Some conservatives can be socially rigid which is usually why liberals dominate the arts and can convey messages better. I'm certainly not like that, and conservatives like Andrew Breitbart never were, either. He was rock 'n roll. He never fit a mold and defied the crowd whether it was on the right or the left. That's what a conservative is supposed to be--an individual to their core meaning they are different from absolutely every other person you'll meet. They like and cherish their own things. What brings them together is their pride to be who they want.

Rock has always been about this; fighting for that right to be whoever you are without the constrictions of anyone around you. Madison Rising's music embodies this. I hope to embody this. However, some Republicans just don't get it and can't accept a conservative that goes against the grain, let alone a heavy rock band that does.

When I arrived at the armory with my girlfriend, my fears were not unfounded. The crowd skewed older and they looked like they'd rather be at a country music show. The place was full of fast food and metal chairs to sit. Sit!? At a rock concert?

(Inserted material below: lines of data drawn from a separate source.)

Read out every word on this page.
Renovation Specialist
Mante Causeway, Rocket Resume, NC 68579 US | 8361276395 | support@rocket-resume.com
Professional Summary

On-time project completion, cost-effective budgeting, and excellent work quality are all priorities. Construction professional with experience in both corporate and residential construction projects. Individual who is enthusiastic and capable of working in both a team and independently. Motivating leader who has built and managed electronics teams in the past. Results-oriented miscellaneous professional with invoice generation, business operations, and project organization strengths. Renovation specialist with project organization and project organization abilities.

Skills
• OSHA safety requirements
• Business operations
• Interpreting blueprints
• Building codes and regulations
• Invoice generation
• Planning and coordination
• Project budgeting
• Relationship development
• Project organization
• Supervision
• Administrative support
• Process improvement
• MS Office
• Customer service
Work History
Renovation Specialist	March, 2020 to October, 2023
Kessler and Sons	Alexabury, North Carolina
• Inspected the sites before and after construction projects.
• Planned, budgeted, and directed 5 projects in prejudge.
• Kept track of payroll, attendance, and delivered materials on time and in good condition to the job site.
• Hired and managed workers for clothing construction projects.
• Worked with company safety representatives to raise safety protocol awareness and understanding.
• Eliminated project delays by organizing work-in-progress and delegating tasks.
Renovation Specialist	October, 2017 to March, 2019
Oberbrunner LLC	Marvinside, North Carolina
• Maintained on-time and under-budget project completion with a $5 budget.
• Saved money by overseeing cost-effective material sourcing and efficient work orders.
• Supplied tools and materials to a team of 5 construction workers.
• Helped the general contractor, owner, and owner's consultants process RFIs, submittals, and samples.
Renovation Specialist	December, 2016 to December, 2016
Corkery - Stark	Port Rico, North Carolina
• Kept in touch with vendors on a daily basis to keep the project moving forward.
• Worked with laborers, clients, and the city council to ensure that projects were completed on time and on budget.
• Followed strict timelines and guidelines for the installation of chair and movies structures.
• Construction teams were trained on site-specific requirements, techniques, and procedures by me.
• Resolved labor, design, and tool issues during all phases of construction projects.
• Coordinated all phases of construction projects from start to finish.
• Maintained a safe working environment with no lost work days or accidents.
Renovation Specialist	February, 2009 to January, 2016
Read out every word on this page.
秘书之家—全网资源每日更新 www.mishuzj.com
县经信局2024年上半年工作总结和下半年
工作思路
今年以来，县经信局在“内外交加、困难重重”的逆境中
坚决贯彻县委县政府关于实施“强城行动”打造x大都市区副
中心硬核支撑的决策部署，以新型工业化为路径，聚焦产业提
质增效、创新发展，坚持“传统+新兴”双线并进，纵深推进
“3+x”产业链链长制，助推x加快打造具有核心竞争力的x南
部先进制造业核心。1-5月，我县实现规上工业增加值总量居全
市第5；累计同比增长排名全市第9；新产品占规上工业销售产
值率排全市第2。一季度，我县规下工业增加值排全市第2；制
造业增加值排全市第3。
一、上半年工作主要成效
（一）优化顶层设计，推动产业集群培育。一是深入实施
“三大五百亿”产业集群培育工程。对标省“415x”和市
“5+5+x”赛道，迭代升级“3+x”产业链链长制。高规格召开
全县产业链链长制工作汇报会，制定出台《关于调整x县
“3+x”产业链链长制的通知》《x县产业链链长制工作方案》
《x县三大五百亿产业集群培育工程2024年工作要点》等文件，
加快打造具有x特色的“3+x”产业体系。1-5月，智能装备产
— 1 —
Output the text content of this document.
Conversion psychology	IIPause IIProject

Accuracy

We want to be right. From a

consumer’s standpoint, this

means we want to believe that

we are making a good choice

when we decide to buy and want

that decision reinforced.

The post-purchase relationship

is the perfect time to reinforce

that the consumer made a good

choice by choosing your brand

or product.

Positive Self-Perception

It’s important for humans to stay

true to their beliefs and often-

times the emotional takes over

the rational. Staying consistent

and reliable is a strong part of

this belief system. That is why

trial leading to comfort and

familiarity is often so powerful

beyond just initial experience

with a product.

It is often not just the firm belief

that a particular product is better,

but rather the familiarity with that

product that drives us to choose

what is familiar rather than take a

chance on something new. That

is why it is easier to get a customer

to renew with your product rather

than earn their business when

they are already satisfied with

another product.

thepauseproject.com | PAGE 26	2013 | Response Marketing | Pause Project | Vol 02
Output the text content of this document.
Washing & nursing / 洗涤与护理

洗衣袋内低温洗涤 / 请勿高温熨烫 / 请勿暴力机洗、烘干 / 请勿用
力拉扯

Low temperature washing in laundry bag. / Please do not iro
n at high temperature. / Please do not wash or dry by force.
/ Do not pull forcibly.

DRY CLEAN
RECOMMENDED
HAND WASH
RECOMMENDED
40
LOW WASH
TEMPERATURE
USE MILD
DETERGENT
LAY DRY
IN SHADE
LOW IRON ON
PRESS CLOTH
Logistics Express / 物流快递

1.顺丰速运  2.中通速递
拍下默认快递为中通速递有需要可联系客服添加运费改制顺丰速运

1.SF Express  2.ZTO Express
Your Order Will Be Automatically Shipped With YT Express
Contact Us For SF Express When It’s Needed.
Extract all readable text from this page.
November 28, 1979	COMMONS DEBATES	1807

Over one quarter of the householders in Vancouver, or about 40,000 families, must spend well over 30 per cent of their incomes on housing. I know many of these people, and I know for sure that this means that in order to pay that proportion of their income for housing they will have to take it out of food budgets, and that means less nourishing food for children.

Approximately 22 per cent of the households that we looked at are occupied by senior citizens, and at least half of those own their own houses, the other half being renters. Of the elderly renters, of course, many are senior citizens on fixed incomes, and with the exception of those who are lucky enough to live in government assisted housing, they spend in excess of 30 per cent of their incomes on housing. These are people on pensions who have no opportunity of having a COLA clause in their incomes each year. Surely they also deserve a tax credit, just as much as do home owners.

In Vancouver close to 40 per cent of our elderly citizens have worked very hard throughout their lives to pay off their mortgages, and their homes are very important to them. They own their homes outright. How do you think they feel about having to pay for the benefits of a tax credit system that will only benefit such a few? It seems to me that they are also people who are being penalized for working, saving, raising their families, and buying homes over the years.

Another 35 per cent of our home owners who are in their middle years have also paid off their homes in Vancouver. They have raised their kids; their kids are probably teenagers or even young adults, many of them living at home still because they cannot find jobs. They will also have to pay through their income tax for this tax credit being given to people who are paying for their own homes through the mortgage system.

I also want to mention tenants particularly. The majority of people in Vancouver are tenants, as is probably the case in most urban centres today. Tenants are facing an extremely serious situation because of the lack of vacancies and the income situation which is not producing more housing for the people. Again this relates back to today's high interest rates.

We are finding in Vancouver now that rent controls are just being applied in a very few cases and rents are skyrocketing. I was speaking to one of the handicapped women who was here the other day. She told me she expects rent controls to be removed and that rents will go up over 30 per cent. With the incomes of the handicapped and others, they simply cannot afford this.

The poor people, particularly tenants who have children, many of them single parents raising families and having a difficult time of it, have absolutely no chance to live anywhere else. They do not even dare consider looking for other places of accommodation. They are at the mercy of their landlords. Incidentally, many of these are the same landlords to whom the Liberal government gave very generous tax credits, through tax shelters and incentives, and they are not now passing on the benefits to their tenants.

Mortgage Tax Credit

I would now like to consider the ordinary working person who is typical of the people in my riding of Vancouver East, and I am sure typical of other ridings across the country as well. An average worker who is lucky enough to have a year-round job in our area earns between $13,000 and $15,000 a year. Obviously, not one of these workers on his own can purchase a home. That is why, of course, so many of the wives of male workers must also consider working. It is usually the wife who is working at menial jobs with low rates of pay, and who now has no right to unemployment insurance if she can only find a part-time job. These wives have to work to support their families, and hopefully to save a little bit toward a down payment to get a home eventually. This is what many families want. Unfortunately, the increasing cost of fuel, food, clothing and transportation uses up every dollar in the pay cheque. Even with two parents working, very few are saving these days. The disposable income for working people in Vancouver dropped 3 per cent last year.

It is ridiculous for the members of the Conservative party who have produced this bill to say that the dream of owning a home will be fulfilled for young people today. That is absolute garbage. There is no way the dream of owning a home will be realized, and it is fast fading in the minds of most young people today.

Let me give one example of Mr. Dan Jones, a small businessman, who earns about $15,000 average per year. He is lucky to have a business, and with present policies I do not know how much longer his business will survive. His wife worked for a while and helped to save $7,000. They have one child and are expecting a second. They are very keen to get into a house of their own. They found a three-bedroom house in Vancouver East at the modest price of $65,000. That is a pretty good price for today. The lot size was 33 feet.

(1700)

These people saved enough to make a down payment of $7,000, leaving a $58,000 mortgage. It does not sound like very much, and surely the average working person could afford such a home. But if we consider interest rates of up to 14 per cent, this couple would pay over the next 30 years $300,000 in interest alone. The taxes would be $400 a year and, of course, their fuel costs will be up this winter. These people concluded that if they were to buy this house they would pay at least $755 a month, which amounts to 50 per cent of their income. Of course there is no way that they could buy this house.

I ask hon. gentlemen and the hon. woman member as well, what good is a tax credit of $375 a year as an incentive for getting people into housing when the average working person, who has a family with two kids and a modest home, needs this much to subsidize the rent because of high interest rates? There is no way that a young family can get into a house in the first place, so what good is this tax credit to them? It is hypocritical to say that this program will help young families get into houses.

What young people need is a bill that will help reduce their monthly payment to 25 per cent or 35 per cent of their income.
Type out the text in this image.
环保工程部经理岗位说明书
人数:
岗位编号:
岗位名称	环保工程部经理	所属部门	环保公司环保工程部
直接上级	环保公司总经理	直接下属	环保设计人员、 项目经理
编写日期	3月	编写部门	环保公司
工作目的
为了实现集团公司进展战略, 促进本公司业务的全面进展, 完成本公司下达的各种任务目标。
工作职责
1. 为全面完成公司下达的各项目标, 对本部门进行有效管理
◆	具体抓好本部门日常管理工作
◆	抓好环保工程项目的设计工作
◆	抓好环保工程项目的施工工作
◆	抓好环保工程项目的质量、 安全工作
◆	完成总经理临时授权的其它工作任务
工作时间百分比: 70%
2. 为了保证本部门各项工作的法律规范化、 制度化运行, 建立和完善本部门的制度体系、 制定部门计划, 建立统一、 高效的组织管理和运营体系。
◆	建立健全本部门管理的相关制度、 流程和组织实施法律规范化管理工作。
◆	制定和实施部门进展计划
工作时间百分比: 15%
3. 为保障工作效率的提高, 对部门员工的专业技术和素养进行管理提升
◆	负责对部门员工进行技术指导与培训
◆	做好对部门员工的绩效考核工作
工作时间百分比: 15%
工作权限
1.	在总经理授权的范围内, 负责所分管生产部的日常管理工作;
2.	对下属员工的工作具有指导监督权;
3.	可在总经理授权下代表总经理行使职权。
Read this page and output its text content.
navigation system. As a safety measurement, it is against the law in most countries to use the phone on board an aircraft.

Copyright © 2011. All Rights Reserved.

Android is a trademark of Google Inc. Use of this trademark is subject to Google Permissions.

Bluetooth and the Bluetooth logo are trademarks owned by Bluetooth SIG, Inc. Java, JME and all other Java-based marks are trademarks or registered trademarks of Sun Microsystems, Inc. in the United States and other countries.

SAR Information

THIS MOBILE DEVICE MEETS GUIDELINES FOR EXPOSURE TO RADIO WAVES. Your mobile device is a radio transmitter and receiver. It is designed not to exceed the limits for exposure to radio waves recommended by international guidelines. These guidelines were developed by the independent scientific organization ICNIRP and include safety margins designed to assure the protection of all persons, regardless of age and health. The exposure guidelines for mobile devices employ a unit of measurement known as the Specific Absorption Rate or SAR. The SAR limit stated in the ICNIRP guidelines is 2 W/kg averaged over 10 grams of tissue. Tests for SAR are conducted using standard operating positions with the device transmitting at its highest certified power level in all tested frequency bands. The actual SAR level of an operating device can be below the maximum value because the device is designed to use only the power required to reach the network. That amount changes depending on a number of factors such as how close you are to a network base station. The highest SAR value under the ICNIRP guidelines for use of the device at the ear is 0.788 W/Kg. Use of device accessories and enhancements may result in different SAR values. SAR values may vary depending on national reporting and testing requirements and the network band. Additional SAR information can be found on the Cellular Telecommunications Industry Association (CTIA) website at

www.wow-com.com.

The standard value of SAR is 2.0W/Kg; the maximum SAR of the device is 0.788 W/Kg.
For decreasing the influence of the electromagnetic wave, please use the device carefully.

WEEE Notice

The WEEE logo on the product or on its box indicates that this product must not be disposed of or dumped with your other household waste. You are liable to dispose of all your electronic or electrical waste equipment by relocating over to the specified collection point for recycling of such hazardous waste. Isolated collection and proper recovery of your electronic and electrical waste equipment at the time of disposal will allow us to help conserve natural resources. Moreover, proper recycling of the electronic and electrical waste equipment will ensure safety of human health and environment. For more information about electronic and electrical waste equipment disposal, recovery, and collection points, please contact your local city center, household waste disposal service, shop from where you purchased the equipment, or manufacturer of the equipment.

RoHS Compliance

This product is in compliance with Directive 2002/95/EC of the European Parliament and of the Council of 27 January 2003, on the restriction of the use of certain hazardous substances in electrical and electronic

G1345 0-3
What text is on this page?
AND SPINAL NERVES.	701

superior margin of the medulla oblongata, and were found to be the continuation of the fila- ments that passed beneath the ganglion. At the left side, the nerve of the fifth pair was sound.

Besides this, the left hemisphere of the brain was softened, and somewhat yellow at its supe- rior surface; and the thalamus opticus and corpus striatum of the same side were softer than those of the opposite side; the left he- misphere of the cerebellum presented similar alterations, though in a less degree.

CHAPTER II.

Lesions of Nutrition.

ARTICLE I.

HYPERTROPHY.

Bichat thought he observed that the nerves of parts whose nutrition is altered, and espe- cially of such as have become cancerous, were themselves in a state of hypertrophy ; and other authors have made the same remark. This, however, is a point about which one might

My girlfriend and I took our "seats" and I immediately began sweating. I was already getting what I perceived to be dirty looks for my haircut (I may be in the military, but I had the month off so I decided to go with a mohawk--don't tell on me). I sat in my chair looking around and thought, "this is exactly what's wrong with the Right-we don't know how to have any fun." The place was dead. No one seemed like they were ready to have a good time. They didn't even seem like they knew why they were there.

The clock ticked and ticked and the showtime got closer and closer. Suddenly, something weird happened. People began dragging their chairs closer to the stage. There were people sitting two feet away from the stage! This is not how a rock concert is supposed to go, I thought as I planted my face in my hands.

After that weird little event, the show started. Lead singer Dave Bray and his band came out looking like they were ready to rock, and they were. They jumped into a rendition of Right to Bear. A few women were dancing, but there wasn't much else going on. In the middle of the second song, Soldiers of America, I couldn't contain myself. I grabbed my girlfriend and ran to an open area between all the chairs and started dancing.


After another song, Bray made a simple request: "everybody stand up." I looked around and, to my surprise, everyone did. They all came to the open area and began dancing and getting heavily into the music and the fantastic show under way. Now, I've been to a few rock concerts and I've seen best-selling musicians beg for audience interaction. Bray made one simple request and the whole mood changed. It's like the music was running through people, and they were just waiting to be asked to jump in and join in on the fun.

The rest of the night was bliss. I saw old folks who looked more ready for hunting season rocking out to everything from The Star Spangled Banner to Something Wicked This Way Comes. Bray and his band mates put on a hell of a show. They sound as good as anything else out there and they all clearly love playing.

If you need something to compare this too, think about what rock musicians and people that listened to rock were called back in the '60s and '70s. They were painted as evil and violent for little more than wanting the right to be different and be themselves, free of the tyranny and judgments of others. Is conservatism today any different? Madison Rising represents this notion perfectly, and if the concert I attended is any indication, they are leading the charge for all conservatives to be a little more rock and roll.